Riorganizzare i punti nascita

Ott 04
Scritto da Annamaria avatar

Per una maggiore sicurezza dei neonati in Italia è necessario riorganizzare i punti nascita. Lo sottolinea il Presidente della Società Italiana di Neonatologia, Dott. Luigi Orfeo nel corso del XXIX Congresso Nazionale SIN a Napoli. “Sono 395, secondo l’ultimo rapporto CeDAP (dati 2022), i Punti Nascita nel nostro Paese, di cui ben 96 con meno di 500 nati/anno, con circa 29.000 nascite. E soltanto 137 con oltre 1.000 nati/anno, con circa 240.000 parti. Troppi, e molti troppo piccoli – precisa – Fortunatamente le donne fanno oggi scelte più consapevoli, optando per ospedali che garantiscono sicurezza e qualità. Oltre il 62% dei parti avviene nei Punti Nascita con oltre 1.000 nati/anno”.

riorganizzare i punti nascita

Per mettere i “pazienti al centro” e ancora meglio i “neonati al centro”, con un’assistenza sanitaria che preveda cure sempre più individualizzate e sicure, non si può prescindere dalla complementarità ed inscindibilità degli aspetti tecnico professionali e di quelli organizzativi.
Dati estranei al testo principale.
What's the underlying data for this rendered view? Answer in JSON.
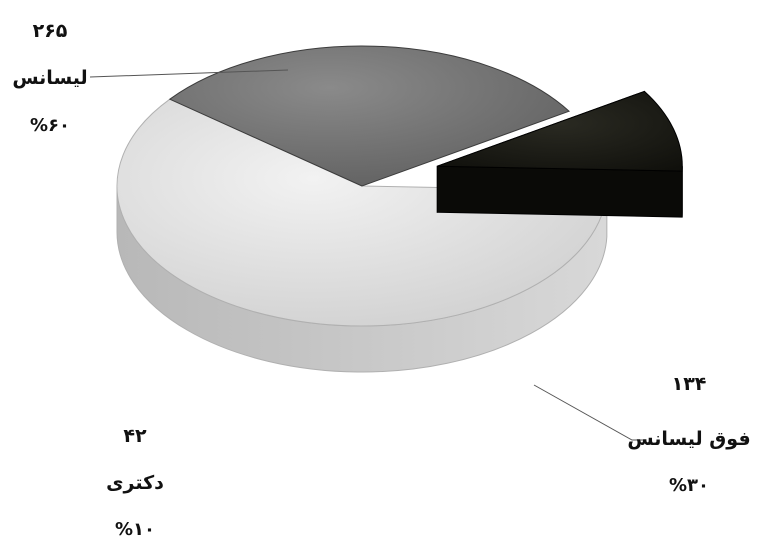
{
  "chart_data": {
    "type": "pie",
    "style": "3d-exploded",
    "legend": "none",
    "slices": [
      {
        "label": "لیسانس",
        "value": 265,
        "percent_label": "%۶۰",
        "value_label": "۲۶۵",
        "color": "#dcdcdc"
      },
      {
        "label": "فوق لیسانس",
        "value": 134,
        "percent_label": "%۳۰",
        "value_label": "۱۳۴",
        "color": "#6e6e6e"
      },
      {
        "label": "دکتری",
        "value": 42,
        "percent_label": "%۱۰",
        "value_label": "۴۲",
        "color": "#141410"
      }
    ]
  }
}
Riorganizzare i punti nascita diventa così prioritario. Gli aspetti organizzativi rappresentano il punto di partenza, affinché il bagaglio di conoscenze tecniche oggi disponibile riesca realmente a modificare il destino delle malattie dei neonati. Paziente (livello di bisogni espressi), momento dell’intervento (tempestività), cure (appropriatezza) devono essere assolutamente allineati e coerenti tra loro. 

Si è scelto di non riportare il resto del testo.